Thrift stores, garage sales, and attics can provide treasure for the frugal woollover. Patterns and colors found nowhere else are available in wool garments. Train your eyes to look at the condition of the fabric, not the garment itself. Don’t be put off by worn or damaged areas, as long as there are sizeable sections of fabric that are in good shape. Be sure to check the men’s section; menswear has interesting and appealing weaves and patterns. Look for garments that have large areas of fabric, such as skirts, shawls, and men’s jackets. Read labels; for successful felting you need at least 80% wool (100% is ideal). If there’s no label, know that you are taking a risk.

It’s easy to deconstruct a garment. Turn it inside out and, using scissors or a rotary cutter and mat, cut apart on the seam lines. Pockets and lapels can provide useful scraps. Discard any lining.

Next felt the wool in your washer and dryer. You will need to clean the lint traps often during this process. Toss the wool in your washer (set to hot wash/ cold rinse) and use any detergent that is not “made for wool”. Wool detergents contain ingredients designed to keep sweaters from felting. Wash normally; agitation is a key ingredient in the felting process. Rinse and spin, then remove the wool and examine it. Is it felted enough? Are the edge threads hard to remove? Is it the thickness you want? If it’s close to the way you want it, dry on high heat to complete the process.
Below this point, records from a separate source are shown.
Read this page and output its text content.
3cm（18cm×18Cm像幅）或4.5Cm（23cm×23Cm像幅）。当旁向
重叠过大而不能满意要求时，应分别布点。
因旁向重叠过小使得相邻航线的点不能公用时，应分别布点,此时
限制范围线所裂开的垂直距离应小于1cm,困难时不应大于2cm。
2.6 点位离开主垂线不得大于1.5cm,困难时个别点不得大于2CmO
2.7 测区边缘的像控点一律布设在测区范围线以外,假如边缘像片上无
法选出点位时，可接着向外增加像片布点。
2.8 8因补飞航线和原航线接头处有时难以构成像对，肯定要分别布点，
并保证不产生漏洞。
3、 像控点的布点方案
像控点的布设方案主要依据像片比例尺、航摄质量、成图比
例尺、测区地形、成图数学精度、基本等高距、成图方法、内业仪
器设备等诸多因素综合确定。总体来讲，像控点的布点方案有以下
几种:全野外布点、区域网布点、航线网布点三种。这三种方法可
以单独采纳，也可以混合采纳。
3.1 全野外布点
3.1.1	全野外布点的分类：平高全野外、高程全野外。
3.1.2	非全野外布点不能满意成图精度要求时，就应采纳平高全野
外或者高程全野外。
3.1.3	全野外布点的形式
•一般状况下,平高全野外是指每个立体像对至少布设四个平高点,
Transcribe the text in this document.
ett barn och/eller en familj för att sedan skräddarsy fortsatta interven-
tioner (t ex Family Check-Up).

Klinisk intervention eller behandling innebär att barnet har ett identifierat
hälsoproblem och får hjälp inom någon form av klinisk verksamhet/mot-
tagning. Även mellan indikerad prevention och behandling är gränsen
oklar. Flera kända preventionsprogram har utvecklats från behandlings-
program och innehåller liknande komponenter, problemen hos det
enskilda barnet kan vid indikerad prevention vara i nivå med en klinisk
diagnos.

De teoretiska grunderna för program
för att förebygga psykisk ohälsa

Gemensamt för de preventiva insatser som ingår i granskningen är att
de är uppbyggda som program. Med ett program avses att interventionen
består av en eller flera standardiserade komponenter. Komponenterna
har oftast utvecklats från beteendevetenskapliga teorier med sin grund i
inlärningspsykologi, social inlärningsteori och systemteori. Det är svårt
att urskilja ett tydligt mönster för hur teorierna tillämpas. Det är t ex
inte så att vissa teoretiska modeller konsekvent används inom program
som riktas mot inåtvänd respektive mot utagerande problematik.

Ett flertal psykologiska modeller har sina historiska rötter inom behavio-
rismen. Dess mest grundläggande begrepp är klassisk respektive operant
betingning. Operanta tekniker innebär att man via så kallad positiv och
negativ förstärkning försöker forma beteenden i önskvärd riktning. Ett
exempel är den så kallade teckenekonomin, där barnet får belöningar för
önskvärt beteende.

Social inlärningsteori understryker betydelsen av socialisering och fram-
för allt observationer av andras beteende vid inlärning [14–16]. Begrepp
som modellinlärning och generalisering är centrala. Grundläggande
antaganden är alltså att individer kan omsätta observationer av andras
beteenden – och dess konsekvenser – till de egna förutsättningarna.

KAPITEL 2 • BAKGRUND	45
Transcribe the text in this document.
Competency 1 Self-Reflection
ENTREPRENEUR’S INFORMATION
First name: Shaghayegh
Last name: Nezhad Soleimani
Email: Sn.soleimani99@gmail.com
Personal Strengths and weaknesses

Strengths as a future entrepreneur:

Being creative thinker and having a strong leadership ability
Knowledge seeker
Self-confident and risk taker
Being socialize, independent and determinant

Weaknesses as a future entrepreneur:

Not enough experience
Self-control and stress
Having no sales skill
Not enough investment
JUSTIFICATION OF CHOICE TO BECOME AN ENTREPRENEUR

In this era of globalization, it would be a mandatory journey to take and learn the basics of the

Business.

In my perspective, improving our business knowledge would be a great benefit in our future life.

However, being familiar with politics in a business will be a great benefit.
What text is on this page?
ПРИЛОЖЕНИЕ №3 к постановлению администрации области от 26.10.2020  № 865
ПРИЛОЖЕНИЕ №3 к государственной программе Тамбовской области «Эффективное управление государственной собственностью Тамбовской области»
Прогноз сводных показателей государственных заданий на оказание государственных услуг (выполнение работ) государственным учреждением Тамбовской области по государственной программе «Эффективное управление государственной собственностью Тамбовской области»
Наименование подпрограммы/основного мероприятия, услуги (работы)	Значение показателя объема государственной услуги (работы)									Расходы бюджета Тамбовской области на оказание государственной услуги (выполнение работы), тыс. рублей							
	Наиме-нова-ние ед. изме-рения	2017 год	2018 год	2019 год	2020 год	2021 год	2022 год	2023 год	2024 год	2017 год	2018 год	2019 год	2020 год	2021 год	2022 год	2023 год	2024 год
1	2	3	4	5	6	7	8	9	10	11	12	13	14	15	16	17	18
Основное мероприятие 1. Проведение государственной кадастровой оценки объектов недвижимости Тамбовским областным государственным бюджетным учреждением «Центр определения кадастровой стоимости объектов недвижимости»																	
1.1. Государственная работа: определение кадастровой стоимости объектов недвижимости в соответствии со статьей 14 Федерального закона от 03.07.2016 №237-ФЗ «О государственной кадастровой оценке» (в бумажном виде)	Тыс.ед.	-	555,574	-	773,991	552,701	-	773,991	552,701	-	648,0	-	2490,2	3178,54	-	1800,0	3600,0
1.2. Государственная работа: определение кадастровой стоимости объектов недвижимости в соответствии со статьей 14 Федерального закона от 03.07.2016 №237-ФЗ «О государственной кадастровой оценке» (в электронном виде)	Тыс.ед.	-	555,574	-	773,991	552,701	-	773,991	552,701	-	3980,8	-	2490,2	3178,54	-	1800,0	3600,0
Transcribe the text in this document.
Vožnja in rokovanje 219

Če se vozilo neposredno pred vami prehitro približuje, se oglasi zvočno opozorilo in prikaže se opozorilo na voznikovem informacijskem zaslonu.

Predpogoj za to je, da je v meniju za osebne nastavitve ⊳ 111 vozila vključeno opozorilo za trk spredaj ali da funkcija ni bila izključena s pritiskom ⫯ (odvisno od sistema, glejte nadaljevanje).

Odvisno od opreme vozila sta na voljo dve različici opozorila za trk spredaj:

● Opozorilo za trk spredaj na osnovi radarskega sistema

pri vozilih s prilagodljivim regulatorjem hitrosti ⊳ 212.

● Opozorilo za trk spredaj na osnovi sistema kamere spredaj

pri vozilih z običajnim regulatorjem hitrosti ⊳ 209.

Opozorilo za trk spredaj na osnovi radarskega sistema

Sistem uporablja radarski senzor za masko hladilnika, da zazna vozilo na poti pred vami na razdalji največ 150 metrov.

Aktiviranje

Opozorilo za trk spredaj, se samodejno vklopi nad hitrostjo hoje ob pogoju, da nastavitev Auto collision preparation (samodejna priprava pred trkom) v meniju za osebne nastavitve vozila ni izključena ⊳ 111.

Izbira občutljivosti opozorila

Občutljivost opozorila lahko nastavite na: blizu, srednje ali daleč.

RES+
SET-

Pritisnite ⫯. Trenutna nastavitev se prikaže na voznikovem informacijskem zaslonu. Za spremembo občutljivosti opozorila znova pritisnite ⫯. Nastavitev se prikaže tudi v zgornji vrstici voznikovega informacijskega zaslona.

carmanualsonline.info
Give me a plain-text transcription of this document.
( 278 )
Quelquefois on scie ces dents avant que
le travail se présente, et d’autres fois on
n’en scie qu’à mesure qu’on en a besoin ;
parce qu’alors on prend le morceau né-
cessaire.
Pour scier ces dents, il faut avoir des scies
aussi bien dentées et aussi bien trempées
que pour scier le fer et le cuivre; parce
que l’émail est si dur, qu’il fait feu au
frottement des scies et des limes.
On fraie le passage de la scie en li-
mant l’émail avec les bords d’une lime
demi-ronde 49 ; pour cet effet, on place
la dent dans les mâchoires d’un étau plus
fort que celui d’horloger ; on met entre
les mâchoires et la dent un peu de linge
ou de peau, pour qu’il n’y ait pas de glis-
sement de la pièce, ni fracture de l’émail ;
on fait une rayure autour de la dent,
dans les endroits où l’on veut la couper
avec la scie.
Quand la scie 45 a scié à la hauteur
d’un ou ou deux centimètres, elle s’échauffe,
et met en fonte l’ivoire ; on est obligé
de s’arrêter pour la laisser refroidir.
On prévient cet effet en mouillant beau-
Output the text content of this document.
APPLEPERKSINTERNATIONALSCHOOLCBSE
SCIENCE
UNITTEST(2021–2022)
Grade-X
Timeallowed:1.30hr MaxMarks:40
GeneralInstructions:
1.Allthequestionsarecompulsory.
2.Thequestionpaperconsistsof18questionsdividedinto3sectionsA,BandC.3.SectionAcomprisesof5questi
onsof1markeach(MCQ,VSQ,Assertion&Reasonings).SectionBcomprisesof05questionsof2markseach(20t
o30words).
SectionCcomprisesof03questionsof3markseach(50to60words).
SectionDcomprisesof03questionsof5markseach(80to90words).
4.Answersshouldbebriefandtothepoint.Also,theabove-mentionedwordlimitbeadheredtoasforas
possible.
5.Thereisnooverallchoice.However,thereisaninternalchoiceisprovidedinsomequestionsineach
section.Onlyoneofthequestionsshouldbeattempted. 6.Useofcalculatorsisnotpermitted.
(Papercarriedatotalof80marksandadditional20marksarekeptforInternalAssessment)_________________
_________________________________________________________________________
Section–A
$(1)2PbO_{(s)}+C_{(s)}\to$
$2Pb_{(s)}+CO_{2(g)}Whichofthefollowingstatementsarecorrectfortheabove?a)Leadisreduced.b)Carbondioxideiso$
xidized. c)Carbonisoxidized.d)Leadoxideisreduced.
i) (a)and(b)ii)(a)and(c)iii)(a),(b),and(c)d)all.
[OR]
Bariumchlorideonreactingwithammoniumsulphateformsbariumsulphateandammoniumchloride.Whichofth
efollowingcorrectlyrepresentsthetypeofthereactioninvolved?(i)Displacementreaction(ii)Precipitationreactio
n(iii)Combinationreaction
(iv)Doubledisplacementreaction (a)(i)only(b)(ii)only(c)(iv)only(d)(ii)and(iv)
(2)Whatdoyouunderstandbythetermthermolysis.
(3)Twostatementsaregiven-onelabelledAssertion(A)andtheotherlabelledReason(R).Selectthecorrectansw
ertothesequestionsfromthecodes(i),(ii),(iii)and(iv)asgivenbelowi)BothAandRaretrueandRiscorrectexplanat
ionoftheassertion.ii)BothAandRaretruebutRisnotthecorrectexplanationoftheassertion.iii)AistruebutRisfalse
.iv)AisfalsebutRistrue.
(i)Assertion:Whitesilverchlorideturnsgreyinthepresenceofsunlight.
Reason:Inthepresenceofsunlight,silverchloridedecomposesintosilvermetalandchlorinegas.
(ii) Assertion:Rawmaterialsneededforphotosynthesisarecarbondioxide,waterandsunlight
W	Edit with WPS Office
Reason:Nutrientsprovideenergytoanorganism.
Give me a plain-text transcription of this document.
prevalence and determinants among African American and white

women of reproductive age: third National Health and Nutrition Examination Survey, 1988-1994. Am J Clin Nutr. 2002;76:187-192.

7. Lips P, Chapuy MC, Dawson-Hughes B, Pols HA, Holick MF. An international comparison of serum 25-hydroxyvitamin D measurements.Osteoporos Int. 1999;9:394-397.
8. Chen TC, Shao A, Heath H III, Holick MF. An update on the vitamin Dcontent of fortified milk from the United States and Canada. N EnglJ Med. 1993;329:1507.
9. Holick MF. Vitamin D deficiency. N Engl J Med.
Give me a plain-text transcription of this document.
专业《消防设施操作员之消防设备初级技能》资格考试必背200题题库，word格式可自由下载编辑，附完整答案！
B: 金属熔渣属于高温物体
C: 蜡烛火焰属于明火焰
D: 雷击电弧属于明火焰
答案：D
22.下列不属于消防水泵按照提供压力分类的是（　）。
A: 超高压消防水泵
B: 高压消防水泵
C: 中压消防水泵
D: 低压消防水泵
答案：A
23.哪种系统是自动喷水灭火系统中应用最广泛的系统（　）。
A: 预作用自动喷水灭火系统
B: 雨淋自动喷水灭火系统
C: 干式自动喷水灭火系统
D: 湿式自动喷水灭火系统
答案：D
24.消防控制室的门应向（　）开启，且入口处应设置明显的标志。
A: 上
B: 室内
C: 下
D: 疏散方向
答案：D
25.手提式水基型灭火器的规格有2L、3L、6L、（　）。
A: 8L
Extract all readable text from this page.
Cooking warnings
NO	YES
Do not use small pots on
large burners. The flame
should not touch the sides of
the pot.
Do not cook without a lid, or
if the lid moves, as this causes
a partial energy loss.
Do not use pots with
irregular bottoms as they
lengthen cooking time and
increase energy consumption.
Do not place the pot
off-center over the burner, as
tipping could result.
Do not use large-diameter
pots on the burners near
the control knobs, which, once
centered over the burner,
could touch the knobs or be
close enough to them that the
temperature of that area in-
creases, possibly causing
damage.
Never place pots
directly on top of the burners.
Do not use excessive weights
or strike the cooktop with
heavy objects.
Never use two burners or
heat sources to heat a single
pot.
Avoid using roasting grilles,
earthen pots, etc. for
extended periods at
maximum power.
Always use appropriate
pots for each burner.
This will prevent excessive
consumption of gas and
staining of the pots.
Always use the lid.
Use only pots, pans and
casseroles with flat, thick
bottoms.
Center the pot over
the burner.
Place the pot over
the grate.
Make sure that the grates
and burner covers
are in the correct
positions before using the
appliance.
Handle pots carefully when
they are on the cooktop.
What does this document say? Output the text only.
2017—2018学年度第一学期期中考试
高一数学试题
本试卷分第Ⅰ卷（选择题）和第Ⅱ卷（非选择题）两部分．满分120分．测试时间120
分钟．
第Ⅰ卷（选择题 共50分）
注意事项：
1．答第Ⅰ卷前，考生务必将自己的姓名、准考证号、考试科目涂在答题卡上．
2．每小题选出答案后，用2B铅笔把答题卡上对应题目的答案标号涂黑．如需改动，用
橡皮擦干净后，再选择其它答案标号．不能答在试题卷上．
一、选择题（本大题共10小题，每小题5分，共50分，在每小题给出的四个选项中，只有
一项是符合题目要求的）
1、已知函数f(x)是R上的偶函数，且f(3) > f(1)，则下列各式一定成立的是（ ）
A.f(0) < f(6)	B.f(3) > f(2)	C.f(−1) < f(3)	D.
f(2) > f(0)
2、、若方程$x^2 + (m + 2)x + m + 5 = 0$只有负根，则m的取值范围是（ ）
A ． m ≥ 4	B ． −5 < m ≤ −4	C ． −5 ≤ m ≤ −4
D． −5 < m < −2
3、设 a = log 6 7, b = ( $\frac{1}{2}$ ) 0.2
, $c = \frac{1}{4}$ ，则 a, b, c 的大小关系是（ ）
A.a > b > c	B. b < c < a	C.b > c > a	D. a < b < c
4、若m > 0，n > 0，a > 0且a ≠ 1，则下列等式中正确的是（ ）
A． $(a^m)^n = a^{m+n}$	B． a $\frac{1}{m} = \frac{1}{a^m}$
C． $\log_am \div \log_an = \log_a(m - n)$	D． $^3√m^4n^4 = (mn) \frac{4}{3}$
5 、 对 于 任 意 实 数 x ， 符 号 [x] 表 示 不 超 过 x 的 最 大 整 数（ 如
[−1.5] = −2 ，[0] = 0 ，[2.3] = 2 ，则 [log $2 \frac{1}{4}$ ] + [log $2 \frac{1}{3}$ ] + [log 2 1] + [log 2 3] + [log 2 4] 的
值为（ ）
If you are felting smaller pieces of wool, adding an old clean towel to the dryer will help with the felting process.

Wool will continue to felt in the dryer, so keep an eye on it and remove when it reaches the desired level of felting (if you over-process wool it will get too thick). Press your newly-felted wool with a steam iron on the wool setting. Then step back and admire your prize!